Six hours after that Sept. I loathe having to censor material that could be beneficial to members. The attack was launched with the help of Miraia malware strain that enslaves poorly secured Internet-of-Things IoT devices like CCTV cameras and digital video recorders and uses them to launch crippling attacks. In the end there could be new laws which effect [sic] us all. So for those responsible for the attacks and creating this mess…. I expect a lot of backlash to come out of this.
And there were dozens of booter services advertised on Hackforums. Allison Nixondirector of security research at Flashpoint and an expert on booter services, said the move could put many booter services out of business. Recognizing that this is criminal activity on the same level of criminal hacking and fraud may discourage people from using these services, meaning the casual actor may be less likely to buy a booter subscription and launch DDoS attacks.
While a welcome development, the closure of the SST subforum almost seems somewhat arbitrary given the sheer amount of other illegal hacking activity that is blatantly advertised on Hackforums, Nixon said.
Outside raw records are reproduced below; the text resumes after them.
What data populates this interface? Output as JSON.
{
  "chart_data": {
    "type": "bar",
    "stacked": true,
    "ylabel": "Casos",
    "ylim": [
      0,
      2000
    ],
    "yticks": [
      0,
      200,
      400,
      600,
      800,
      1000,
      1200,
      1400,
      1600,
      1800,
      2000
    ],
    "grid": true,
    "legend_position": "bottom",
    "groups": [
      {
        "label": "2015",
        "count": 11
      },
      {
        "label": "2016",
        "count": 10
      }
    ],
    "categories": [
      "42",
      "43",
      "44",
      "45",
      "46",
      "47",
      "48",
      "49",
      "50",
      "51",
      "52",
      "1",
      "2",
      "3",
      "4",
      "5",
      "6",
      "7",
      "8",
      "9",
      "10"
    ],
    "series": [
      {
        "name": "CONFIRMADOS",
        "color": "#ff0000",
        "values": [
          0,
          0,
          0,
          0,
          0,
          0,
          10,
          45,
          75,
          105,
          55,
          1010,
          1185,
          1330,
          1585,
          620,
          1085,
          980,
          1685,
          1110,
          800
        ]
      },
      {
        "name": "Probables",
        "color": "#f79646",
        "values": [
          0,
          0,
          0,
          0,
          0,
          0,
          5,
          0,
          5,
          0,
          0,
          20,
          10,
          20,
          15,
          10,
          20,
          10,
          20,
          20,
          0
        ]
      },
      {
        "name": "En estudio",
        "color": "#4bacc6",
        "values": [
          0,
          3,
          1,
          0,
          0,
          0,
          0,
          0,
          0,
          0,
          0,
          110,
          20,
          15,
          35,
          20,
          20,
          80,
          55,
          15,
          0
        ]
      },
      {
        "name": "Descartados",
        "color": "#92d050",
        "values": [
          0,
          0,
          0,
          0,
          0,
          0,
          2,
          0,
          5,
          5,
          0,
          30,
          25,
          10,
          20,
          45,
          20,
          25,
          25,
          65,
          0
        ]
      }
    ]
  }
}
Other questionable services and subsections bitcoin botnet hackforums net on Hackforums include those intended for the sale of hacked social media and e-commerce accounts.
The booter service accepts payment and attack instructions via a front end Web site that is hidden behind Cloudflare bitcoin botnet hackforums net free DDoS protection service. But the back end of the booter service is where the really interesting stuff happens. In this type of assault, the attacker sends a message to a third party, while bitcoin botnet hackforums net the Internet address bitcoin botnet hackforums net the victim.
When the third party replies to the message, the reply is sent to the victim — and the reply is much larger than the original message, thereby amplifying the size of the attack.
To find vulnerable systems that can be leveraged bitcoin botnet hackforums net way, booters employ large-scale Internet scanning services that constantly seek to refresh the list of systems that can be used for amplification and reflection attacks. To prevent damage caused by our honeypots, we limit the response rate. This way, while attackers can still find these ratelimited honeypots, the honeypots stop replying in the face of attacks. In that paper, the researchers said they deployed 21 globally-distributed AmpPot instances, which observed more than 1.
Many large-scale Internet scans like the ones the researchers sought to measure are launched by security firms and other researchers, so the team needed a way to differentiate between scans launched by booter services and those conducted for research or other benign purposes. So today, I have an amazing release for you.
With Mirai, I usually pull max k bots from telnet alone. Today, max pull is about k bots, and dropping. Follow me on Twitter. Join me on Facebook. Krebs on Security In-depth security news and investigation. Jack Chappell, outside of a court hearing in the U. The vDos home page. The Hackforums post that includes links to the Mirai source code. Your email account may be worth far more than you imagine.